Now, I don’t know the specifics of the Bazel team composition: it may very well be that they have local SSL certificate expertise on the team, but those members were out-of-office because of the holiday. But even if that’s the case, with an automated set-it-and-forget-it solution, the knowledge isn’t going to spread across the team, because why would it? It just works on its own.

That is, until it stops working. And that’s the other dangerous thing about SSL certificates: the failure mode is the opposite of graceful degradation. It’s not like there’s an increasing percentage of requests that fail as you get closer to the deadline. Instead, in one minute, everything’s working just fine, and in the next minute, every http request fails. There’s no natural signal back to the operators that the SSL certificate is getting close to expiry. To make things worse, there’s no staging of the change that triggers the expiration, because the change is time, and time marches on for everyone. You can’t set the SSL certificate expiration so it kicks in at different times for different cohorts of users.

In other words, SSL certs are a technology with an expected failure mode (expiration) that absolutely maximizes blast radius (a hard failure for 100% of users), without any natural feedback to operators that the system is at imminent risk of critical failure. And with automated cert renewal, you are increasing the likelihood that the responders will not have experience with renewing certificates.

Is it any wonder that these keep biting us?

Saturation: Waymo edition

If you’ve been to San Francisco recently, you will almost certainly have noticed the Waymo robotaxis: these are driverless cars that you can hail with an app the way that you can with Uber. This past Sunday, San Francisco experienced a pretty significant power outage. One unexpected consequence of this power outage was that the Waymo robotaxis got stuck.

Today, Waymo put up a blog post about what happened, called Autonomously navigating the real world: lessons from the PG&E outage. Waymos are supposed to treat intersections with traffic lights out as four-way stops, the same way that humans do. So, what happened here? From the post (emphasis added):

While the Waymo Driver is designed to handle dark traffic signals as four-way stops, it may occasionally request a confirmation check to ensure it makes the safest choice. While we successfully traversed more than 7,000 dark signals on Saturday, the outage created a concentrated spike in these requests. This created a backlog that, in some cases, led to response delays contributing to congestion on already-overwhelmed streets.
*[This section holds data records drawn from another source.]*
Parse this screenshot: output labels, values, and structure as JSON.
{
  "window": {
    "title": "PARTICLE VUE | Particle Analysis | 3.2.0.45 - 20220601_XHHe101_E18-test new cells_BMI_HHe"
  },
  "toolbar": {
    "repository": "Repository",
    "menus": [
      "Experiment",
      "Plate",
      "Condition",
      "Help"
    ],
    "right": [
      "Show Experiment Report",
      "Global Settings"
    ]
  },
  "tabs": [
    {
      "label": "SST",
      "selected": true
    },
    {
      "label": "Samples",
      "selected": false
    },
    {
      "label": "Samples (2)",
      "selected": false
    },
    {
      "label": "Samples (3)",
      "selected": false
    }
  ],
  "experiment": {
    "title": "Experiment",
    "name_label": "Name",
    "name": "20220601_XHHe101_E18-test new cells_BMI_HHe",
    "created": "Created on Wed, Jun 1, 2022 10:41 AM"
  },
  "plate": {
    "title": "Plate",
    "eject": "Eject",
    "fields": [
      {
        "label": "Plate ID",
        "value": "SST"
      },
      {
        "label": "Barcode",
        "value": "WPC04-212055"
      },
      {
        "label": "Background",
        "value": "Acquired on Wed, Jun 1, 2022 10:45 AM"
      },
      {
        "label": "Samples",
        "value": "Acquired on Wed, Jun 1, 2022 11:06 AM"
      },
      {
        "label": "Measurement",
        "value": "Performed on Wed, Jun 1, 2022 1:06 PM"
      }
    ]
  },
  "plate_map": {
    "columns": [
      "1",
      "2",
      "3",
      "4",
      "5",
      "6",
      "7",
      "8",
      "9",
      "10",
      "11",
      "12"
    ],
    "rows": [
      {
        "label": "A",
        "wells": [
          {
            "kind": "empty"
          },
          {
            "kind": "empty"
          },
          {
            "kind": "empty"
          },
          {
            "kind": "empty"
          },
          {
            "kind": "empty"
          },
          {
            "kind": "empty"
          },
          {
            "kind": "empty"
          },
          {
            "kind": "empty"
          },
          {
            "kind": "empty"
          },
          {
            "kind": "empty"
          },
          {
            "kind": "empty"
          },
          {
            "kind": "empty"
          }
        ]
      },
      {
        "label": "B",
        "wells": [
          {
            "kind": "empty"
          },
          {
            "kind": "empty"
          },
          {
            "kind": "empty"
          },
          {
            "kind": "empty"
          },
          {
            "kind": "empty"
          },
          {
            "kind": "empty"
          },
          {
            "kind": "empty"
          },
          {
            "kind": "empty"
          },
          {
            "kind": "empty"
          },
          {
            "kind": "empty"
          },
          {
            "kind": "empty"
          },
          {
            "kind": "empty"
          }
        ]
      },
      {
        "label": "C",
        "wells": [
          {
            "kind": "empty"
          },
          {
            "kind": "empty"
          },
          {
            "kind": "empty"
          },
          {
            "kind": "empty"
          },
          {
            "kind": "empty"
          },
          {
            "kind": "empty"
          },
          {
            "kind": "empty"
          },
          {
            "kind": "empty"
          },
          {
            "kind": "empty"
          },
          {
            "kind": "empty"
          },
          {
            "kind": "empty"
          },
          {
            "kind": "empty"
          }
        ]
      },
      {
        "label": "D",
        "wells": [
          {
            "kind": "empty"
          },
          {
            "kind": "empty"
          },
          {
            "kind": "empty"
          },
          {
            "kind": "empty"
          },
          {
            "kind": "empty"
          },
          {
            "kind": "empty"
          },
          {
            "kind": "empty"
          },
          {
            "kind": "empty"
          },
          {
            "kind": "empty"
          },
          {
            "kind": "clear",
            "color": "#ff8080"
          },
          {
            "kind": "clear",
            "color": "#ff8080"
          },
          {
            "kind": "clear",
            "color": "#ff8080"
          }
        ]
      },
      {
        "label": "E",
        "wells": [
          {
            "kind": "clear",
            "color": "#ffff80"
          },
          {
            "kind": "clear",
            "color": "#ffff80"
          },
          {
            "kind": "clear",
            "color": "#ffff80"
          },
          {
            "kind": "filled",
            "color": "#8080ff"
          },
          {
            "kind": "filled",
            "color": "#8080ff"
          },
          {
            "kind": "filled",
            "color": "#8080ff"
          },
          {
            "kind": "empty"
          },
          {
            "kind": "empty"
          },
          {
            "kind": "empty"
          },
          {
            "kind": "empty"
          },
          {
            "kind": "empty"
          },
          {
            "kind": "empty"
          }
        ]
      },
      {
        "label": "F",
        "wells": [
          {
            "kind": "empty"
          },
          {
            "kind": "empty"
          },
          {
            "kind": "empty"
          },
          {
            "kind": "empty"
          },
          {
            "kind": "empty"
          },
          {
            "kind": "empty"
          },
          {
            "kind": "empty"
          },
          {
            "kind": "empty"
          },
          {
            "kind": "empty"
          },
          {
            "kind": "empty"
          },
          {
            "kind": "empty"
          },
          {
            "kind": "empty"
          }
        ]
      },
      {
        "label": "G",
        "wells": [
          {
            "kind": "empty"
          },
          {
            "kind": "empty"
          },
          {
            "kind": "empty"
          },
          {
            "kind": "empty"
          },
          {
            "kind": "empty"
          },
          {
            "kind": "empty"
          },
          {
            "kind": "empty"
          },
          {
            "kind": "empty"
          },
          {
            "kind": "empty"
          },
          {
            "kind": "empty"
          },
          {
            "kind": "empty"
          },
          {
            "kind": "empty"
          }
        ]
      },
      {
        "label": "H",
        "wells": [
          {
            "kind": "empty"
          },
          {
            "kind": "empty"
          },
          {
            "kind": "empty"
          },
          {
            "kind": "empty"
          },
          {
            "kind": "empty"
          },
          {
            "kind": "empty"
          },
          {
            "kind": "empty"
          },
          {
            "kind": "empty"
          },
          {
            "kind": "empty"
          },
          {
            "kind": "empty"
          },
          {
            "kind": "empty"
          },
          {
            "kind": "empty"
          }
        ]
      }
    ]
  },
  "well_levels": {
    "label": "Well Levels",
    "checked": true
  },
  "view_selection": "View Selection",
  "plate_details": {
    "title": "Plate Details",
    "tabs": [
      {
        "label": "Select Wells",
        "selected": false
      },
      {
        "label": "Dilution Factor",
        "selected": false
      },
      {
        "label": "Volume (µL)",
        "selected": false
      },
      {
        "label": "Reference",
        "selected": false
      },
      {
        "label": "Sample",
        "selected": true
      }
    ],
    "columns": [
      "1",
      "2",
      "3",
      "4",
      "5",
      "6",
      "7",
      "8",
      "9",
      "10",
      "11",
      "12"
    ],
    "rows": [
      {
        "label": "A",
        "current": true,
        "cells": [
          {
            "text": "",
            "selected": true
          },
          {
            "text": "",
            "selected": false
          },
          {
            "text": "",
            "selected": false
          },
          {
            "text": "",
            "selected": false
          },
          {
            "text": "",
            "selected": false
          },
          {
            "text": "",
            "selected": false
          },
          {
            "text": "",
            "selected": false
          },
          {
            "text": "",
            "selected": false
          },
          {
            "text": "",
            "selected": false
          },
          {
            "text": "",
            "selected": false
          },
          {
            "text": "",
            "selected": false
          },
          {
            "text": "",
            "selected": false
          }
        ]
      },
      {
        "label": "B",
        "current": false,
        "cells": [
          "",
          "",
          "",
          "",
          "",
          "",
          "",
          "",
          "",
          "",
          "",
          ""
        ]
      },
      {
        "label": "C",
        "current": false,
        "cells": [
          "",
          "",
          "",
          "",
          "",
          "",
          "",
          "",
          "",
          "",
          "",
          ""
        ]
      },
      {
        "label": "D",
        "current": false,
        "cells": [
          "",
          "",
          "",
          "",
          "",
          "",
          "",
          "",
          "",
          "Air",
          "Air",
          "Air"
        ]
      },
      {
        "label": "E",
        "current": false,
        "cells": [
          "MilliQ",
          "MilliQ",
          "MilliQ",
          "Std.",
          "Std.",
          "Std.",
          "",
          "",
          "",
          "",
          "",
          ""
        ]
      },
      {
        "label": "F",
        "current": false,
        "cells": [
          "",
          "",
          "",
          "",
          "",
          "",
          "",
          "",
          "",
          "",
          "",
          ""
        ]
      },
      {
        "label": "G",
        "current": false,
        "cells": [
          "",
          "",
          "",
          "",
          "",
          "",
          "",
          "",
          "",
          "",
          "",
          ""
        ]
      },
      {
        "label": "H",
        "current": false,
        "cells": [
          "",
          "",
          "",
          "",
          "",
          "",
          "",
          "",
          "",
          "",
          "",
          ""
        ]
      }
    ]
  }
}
The post doesn’t go into detail about what a confirmation check is. My interpretation based on the context is that it’s a put-a-human-in-the-loop thing, where a remote human teleoperator checks to see if it’s safe to proceed. It sounds like the workload on the human operators was just too high to process all of these confirmation checks in a timely matter. You can’t just ask your cloud provider for more human operators the way you can request more compute resources.

The failure mode that Waymo encountered is a classic example of saturation, which is a topic I’ve written about multiple times in this blog. Saturation happens when the system is not able to keep up with the load that is placed upon it. Because all systems have finite resources, saturation is an ever-present risk. And because saturation only happens under elevated load, it’s easy to miss this risk. There are many different things in your system that can run out of resources, and it can be hard to imagine the scenarios that can lead to exhaustion for each of them.

Here’s another quote from the post. Once again, emphasis mine.

We established these confirmation protocols out of an abundance of caution during our early deployment, and we are now refining them to match our current scale. While this strategy was effective during smaller outages, we are now implementing fleet-wide updates that provide the Driver with specific power outage context, allowing it to navigate more decisively.

This confirmation-check behavior was explicitly implemented in order to increase safety! It’s yet another reminder how work to increase safety can lead to novel, unanticipated failure modes. Strange things are going to happen, especially at scale.